This report examines the strengths and weaknesses of New Zealand’s arrangements for prescription medicines. Central to them is the Pharmaceutical Management Agency, Pharmac, a Crown entity. Among OECD member countries, Pharmac is “unique” in combining “clinical, economic and commercial aspects, and decision-making within a fixed budget for subsidising pharmaceuticals.”1 Other member countries commonly separate these roles and may have more open-ended budgets.
Perhaps the greatest strength in New Zealand’s arrangements compared to elsewhere is that, from its inception in 1993, Pharmac has focused on achieving radically lower prices for many pharmaceutical medicines within a tight budget. For a time at least, those low prices attracted envious international attention. That focus reflects the clarity of its statutory objectives.
Under Pharmac’s watch, the annual per capita number of filled prescriptions in New Zealand has risen markedly as unit medicine prices have fallen. Overall, pharmaceutical subsidy spending has not risen relative to GDP. In contrast, Australia is spending a lot more than New Zealand absolutely and as a percentage of GDP in subsidising prescription medicines. Yet, annual filled prescriptions per capita in Australia are now appreciably lower than in New Zealand. Prior to 2010, it was the other way around.
It is an open question whether Pharmac can sustain its superior low-price performance. It is not systematically benchmarking its price performance against that of top medicine procurers in other countries. District Health Boards (DHBs), the Ministry of Health and Treasury should be ensuring that Pharmac does so.
Another concern is that a fixed subsidy budget and a focus on low price might be at the expense of user choice and adoption of innovative new medicines. Pharmac’s ability to fund new medicines each year depends considerably on its ability to achieve lower prices each year for some existing medicines.
The most serious weakness with current arrangements is that no one really knows whether they are improving health outcomes, let alone the overall wellbeing of Kiwis. The health gain relative to not having the medicine is assessed, but the degree to which it would be consumed if not subsidised is not known.
The report rebuts the view that to fail to subsidise a medicine is to deprive New Zealanders of its benefits. It finds no undue non-price barriers to New Zealanders’ access to registered medicines. Why subsidise what medical professionals might advise people to buy anyway?
The lack of clarity about what the subsidies are meant to achieve creates an insoluble problem for public administration and accountability. It means Pharmac cannot do a meaningful wellbeing assessment of its subsidy decisions. Nor can anyone else.
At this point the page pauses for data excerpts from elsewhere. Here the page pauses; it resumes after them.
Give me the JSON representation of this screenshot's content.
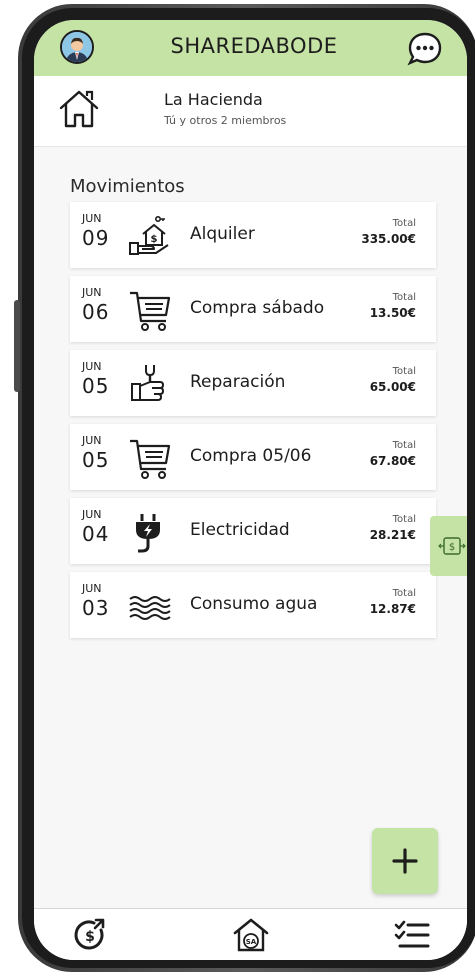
{
  "app": {
    "title": "SHAREDABODE",
    "accent_color": "#c5e3a5"
  },
  "topbar": {
    "avatar_icon": "user-avatar-icon",
    "chat_icon": "chat-bubble-icon"
  },
  "group": {
    "icon": "house-icon",
    "name": "La Hacienda",
    "members": "Tú y otros 2 miembros"
  },
  "movimientos": {
    "title": "Movimientos",
    "total_label": "Total",
    "items": [
      {
        "month": "JUN",
        "day": "09",
        "icon": "rent-hand-house-icon",
        "name": "Alquiler",
        "total": "335.00€"
      },
      {
        "month": "JUN",
        "day": "06",
        "icon": "shopping-cart-icon",
        "name": "Compra sábado",
        "total": "13.50€"
      },
      {
        "month": "JUN",
        "day": "05",
        "icon": "repair-wrench-hand-icon",
        "name": "Reparación",
        "total": "65.00€"
      },
      {
        "month": "JUN",
        "day": "05",
        "icon": "shopping-cart-icon",
        "name": "Compra 05/06",
        "total": "67.80€"
      },
      {
        "month": "JUN",
        "day": "04",
        "icon": "electric-plug-icon",
        "name": "Electricidad",
        "total": "28.21€"
      },
      {
        "month": "JUN",
        "day": "03",
        "icon": "water-waves-icon",
        "name": "Consumo agua",
        "total": "12.87€"
      }
    ]
  },
  "side_tab": {
    "icon": "money-transfer-icon"
  },
  "fab": {
    "label": "+"
  },
  "bottom_nav": {
    "items": [
      {
        "icon": "dollar-circle-arrow-icon"
      },
      {
        "icon": "house-sa-icon",
        "label": "SA"
      },
      {
        "icon": "checklist-icon"
      }
    ]
  }
}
Subsidies for people not in financial need are costly. They invite over-prescribing and waste. Pharmac’s current 100% subsidy policy and the Ministry of Health’s policy of limiting the standard prescription charge to $5 heightens the concern. The system creates expectations that a limited budget can never satisfy. Some suppliers, prescribers and consumers will always be aggrieved.
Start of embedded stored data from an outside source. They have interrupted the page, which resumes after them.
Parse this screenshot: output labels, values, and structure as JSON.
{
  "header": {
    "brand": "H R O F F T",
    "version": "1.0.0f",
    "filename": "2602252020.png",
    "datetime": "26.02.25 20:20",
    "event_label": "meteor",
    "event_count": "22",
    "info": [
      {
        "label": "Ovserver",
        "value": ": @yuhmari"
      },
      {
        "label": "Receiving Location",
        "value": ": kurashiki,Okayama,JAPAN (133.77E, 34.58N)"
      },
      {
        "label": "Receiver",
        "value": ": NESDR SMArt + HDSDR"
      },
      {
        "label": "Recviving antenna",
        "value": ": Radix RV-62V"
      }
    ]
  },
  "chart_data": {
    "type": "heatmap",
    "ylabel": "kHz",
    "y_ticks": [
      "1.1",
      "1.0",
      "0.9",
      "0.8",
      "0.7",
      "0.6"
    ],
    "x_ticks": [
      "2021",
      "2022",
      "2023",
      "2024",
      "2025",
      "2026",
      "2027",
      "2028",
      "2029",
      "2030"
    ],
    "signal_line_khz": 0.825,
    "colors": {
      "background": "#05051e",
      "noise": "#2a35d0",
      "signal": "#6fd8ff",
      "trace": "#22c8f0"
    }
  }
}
The subsidies disempower consumers. Consumers are no longer the piper calling the tune. Government provision displaces more flexible private arrangements. Prescriptions are biased towards the subsidised medicines that may not otherwise be the best option for individuals. To keep spending from blowing out, governments must limit access.
Nor is there a general affordability problem. The average annual cost per household of the government subsidies for prescription medicines is about $1040. Most families could pay for this out-of-pocket even if taxes were not lowered commensurately. It is cheaper for people to pay their bills directly rather than through the tax system. Private health insurance policies exist to pool the risks of much higher costs in any given year. The coverage is limited by fine print in the policies, but coverage under Pharmac is limited too.
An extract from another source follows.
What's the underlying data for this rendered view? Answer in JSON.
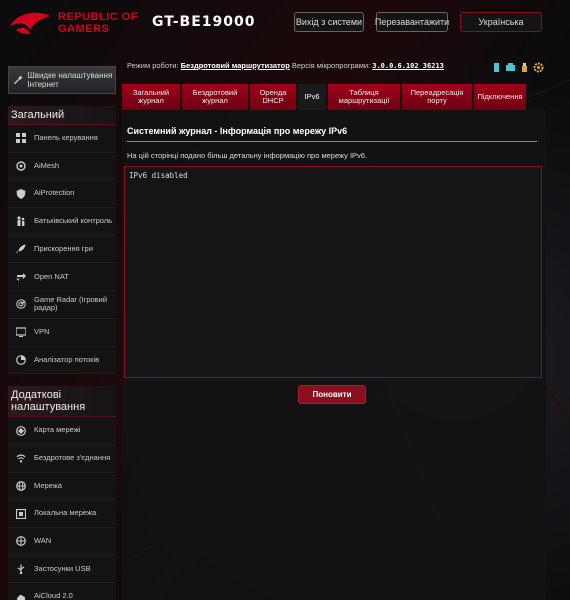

Cash is generally the best form of assistance for those in financial need. Cash is empowering and enhances choice and flexibility relative to assistance in kind. Some private insurance policies provide a cash option.
For such reasons, there should be a presumption against subsidising those not in financial need and in favour of a cash option for those in financial need. Future reviews of the subsidy budget should clearly identify the public policy reasons for departing from this presumption.
The same presumption should be applied to future reviews of the maximum prescription charge for those not in financial need. Fiscally constrained governments in a post-Covid-19 world will need to reprioritise spending.
One aspect meriting further consideration is the degree to which less reliance on taxes to pay for medicines might reduce Pharmac’s commercial clout. A gradual rather than radical shift towards less reliance on the tax system would manage this risk.
A deep consequence of the failure to identify the problem for which the subsidies are the remedy is that Pharmac does not know what arrangements people would have made to obtain the medicines they need in the absence of subsidies.
By default, Pharmac’s decisions have a therapeutic efficiency health system focus, with a strong fiscal bias. The pressures on Pharmac to broaden the factors it takes into consideration, such as socio-economic disparities, do not address the deep problem but rather risks exacerbating controversy by making its decisions more clearly political rather than technical. The trend could undermine Pharmac’s evidence-based rigour and focus. A better option might be to let Pharmac keep on doing what it does well – maximising potential therapeutic efficacy within a limited budget.